I clear my throat and adopt a stage whisper. “Father, forgive me, for I have sinned.”
Will leans his forehead against the screen, so close I can smell the expensive cedar hanger his shirt hung on this morning. “And I thought the problem was you haven’t sinned enough.”
“Will,” I whisper nervously.
“I know. You were sick.” Though I can’t see Will’s face, I can almost hear him snee
ring. “It was a joke, what I said about other girls taking your place,” he says from the other side of the booth. “I sent you about thirty texts apologizing.”
I nod, dreading what I know I need to do, guilt sticking in my throat. Will may be kind of obnoxious, but he deserves better than this.
“You could have called me the next day to see how it went.”
“Sorry,” I mumble. There are no good excuses for ignoring him the way I have been. “I should have called.”
“You’re not exactly in the running for girlfriend of the year,” Will continues.

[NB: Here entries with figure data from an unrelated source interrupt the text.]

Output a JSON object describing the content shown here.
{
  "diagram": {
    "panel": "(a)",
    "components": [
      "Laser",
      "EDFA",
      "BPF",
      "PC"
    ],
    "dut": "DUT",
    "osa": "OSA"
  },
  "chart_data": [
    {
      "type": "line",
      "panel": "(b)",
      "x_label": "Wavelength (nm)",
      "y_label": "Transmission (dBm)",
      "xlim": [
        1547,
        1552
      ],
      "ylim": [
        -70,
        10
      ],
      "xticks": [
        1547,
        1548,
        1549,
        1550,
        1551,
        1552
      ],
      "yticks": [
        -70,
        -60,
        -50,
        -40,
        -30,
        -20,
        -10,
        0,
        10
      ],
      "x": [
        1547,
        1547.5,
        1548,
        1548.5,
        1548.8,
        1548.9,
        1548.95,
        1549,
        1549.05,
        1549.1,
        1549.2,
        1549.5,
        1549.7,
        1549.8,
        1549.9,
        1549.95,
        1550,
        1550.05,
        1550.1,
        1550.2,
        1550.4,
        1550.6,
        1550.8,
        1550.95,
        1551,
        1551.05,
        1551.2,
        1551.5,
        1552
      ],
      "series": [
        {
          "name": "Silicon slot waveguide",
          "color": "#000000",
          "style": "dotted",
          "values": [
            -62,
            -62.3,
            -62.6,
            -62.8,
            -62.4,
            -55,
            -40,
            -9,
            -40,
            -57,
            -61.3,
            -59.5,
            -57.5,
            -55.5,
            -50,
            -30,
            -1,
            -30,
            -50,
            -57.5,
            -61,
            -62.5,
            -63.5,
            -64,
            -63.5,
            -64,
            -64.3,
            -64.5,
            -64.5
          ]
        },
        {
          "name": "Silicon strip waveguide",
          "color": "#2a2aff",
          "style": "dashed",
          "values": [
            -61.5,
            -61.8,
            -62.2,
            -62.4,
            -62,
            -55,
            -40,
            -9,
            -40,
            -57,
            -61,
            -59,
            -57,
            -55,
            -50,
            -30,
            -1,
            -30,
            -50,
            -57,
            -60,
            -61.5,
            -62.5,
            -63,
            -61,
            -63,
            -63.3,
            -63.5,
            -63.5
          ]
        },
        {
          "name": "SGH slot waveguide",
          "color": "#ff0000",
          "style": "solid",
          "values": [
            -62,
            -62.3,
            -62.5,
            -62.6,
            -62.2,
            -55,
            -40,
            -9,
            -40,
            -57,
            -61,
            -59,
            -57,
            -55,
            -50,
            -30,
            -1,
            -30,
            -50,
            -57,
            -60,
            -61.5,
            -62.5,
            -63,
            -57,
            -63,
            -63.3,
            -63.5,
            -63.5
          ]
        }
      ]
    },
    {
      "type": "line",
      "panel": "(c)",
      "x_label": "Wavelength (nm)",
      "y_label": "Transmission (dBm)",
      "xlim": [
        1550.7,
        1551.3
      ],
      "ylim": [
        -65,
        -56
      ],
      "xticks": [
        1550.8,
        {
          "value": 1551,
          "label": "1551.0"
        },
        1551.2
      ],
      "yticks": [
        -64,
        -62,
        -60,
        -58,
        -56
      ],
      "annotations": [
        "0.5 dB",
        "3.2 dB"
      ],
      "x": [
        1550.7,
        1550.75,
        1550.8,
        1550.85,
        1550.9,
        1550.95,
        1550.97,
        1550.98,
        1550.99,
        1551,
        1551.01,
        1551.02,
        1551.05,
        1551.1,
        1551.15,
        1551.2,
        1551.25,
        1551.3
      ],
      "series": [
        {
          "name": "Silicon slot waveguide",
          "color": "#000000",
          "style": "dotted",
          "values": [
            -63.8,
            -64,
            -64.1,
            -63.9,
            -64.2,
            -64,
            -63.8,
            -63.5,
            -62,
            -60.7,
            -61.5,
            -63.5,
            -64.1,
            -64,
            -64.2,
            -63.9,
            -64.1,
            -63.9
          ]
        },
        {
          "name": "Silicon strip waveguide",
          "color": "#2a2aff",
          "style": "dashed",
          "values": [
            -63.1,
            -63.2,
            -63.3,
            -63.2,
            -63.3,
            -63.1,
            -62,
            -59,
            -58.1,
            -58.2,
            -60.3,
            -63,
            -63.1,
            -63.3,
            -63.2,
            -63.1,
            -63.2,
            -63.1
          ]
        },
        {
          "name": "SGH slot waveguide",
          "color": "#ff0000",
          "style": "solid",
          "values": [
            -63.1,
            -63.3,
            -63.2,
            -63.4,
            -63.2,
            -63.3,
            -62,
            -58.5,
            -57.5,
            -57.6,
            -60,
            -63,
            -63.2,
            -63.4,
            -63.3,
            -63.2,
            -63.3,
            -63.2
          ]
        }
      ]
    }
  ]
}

“Then break up with me,” I hear myself say.
Silence. I press my spine against the mahogany wall, letting out an involuntary puff of air through my nostrils.
The curtain rings scrape against their rod as Will leaves the confessional. He pulls back my curtain and stands in front of me, a wounded look clouding his broad face. “Seriously?”
“I—I don’t know. It just doesn’t seem—” I fumble, letting the sentence hang.
He turns away and looks at the huge fresco painted beneath the east-facing windows of the cathedral. I follow his gaze until I see it, the image of Judas betraying Jesus, his evil kiss on Jesus’s cheek. I turn away, but the kiss of the betrayer is imprinted on my vision.
“I had other options, you know,” he says, shrugging. “But I chose you. That should count for something.”
“I should be grateful, you mean, because a popular guy like you is interested in a loser like me,” I whisper, blood suddenly roaring in my ears. I force myself out of the booth.
“All I’m saying is you should think about what you want in life,” Will says calmly, his eyes dead and bored-looking. He sighs loudly. “I’m a patient guy. I’ll wait for you to realize what’s in your best interests. Until then, you might want to be more careful about where you go dancing.”
My mouth falls open, but no words come out. “What do you mean?” I finally manage.